Daha sık görmeliyim onları diye karar alan ben... 1 hafta olmadan hayatın içinde çark etmek üzereyim...

Herkes bir hay-huyun içinde...
Acılara, mutsuzluklara, dertlere rağmen hayat devam ediyor... Ta ki...
Evet ta ki...

Ölünce ne manikürün, ne kılın tüyün ne popondaki selülitlerin umrunda olacak.
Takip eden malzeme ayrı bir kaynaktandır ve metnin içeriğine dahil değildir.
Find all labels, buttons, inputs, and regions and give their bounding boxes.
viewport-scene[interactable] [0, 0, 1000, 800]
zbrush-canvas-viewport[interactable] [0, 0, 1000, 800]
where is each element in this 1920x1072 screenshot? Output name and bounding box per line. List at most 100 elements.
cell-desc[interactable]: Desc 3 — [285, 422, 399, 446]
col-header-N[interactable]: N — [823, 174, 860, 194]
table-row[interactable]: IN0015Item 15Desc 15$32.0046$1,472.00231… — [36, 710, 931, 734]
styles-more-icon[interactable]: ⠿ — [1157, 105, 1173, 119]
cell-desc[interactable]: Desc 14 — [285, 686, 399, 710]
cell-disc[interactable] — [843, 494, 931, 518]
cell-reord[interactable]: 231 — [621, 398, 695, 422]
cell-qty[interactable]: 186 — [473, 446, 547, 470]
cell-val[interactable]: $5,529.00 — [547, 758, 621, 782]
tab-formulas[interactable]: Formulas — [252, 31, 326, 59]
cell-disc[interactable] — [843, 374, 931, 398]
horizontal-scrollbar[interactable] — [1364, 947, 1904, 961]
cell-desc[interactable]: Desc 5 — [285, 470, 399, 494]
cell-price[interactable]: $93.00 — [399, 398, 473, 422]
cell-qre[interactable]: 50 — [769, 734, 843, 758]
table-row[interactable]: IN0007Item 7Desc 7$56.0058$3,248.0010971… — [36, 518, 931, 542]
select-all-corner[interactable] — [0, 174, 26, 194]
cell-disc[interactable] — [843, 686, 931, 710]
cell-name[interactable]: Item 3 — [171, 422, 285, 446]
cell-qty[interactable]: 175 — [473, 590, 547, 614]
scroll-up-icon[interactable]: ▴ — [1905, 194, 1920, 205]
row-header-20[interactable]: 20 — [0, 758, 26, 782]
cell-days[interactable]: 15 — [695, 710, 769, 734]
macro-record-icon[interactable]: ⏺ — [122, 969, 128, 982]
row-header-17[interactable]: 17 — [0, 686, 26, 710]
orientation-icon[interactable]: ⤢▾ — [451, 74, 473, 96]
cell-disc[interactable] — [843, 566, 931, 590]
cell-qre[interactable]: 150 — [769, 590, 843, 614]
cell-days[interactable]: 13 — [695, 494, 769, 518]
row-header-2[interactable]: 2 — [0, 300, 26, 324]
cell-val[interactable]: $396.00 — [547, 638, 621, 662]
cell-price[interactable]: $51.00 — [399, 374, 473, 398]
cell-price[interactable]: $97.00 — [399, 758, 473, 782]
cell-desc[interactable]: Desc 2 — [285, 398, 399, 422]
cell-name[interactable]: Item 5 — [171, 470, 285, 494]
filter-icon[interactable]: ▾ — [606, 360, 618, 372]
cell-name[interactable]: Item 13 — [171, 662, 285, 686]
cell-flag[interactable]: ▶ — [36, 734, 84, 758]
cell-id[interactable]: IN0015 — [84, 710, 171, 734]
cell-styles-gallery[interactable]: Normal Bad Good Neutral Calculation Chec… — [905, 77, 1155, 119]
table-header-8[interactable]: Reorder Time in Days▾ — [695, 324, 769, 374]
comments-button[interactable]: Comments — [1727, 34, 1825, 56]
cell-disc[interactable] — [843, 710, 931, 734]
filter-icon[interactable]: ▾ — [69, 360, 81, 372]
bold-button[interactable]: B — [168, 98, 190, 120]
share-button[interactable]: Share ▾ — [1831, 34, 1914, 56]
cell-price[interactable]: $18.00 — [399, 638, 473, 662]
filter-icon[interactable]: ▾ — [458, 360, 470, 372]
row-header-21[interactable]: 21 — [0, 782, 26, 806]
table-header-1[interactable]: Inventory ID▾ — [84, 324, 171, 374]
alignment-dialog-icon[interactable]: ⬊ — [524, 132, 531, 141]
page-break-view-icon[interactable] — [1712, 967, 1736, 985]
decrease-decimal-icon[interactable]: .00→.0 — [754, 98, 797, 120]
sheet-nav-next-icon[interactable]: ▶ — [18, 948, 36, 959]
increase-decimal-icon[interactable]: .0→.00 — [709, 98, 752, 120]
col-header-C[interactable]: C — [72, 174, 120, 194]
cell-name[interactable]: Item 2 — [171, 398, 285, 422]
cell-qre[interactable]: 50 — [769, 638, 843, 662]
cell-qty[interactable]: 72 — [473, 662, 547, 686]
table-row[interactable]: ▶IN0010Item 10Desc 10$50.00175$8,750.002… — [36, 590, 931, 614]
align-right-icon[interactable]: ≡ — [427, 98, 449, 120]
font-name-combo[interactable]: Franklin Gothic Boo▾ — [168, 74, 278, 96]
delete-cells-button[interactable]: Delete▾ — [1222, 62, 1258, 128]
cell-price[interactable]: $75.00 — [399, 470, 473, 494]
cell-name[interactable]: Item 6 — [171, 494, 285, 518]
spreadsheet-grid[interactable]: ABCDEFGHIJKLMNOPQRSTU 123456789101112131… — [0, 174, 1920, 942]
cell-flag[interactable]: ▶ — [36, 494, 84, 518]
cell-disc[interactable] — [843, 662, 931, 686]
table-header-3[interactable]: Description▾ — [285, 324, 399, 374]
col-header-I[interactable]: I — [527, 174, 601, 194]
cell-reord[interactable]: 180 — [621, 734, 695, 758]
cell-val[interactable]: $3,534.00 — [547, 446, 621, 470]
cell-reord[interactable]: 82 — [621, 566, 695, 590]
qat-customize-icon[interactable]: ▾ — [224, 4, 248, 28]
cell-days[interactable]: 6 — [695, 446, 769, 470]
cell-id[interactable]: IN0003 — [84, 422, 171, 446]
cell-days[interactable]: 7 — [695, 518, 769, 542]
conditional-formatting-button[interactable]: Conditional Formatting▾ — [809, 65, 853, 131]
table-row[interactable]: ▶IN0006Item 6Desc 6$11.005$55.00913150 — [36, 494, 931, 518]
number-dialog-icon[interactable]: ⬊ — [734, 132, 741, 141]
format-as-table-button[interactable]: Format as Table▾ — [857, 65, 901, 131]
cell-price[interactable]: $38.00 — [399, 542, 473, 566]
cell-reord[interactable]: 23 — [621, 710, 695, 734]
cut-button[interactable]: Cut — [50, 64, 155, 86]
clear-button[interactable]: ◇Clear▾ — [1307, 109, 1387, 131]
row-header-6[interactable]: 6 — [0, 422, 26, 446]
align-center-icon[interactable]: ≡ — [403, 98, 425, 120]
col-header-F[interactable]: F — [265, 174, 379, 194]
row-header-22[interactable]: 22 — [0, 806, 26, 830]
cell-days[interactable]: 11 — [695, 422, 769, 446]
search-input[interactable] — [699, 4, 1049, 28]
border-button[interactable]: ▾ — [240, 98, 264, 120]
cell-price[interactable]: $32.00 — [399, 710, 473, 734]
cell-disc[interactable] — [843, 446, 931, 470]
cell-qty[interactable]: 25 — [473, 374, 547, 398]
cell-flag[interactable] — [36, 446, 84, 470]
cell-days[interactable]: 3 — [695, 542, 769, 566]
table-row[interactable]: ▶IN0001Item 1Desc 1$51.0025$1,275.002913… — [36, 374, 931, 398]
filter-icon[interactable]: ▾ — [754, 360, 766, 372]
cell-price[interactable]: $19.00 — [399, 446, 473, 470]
Yetiştirildiğimiz inançalara göre tüm derdimiz cennete mi yoksa cehenneme mi postalanacağımız olacak.

Çocukluğumdan beri içimde korku uyandıran ilk gece ki sorgu sual olayıdır.
Melekler gelecek ve defterini açıp soracaklar sana...
Belki babamı küçük yaşta kaybetmenin verdiği, çocukluktan kalan bir korku... Evde okunan dua sırasında hoca yardımcısı ol tanrım dediğinde, çocuklara özel hayal gücüyle nasıl kurguladıysam sorgu sual olayını...

Bilinmeyene yada huzura yada cehenneme her neyseye gidene kadar burda debelenip duracağız anlamsızca.

Ay kaşımı çok inceltti bu sefer !
Adam yasemin kokusu seviyor, yasemin kokmalıyım...
İki kilo fazlam var...
Hangi renk oje sürsem bilemiyoruuuum...
Bu sene şunlar moda, almazsam olmaaaaaz, kredi kartına on yüz bin taksiiiit yapıyolar...
Şekerim bu gün öğlen buluşalım yemek yiyeliiim, müsait dilmiisn eee haftaya o zaman haha...

Hayat akıyor...
İki sene olmasına rağmen annem babasına ağlıyor...
Babaannemden sonra Saray'a gidemiyorum... Yol canımı acıtacakmış gibi geliyor...
Arkadaşım ağlıyor...
Hayat tuhaf bir şekilde devam ediyor...

Önümüzdeki haftaya kadar tırnaklarım kırılmazsa freeenç yaptırayım diyoruuum...
Hafif pembeee gönlüm sende tenimde güzel durur...
Hım?

Kütüphamemde bir söz asılıdır senelerdir; Hipocuğumun;
Sanat sonsuz hayat kısa diye...
Bence, Yaşam sonsuz da hayatlarımız kısa be...diyerek, elimdeki kadehi aramızda olmayanlarakaldırıyorum...Ve fani olanın peşinden hayat denizine atlıyorum.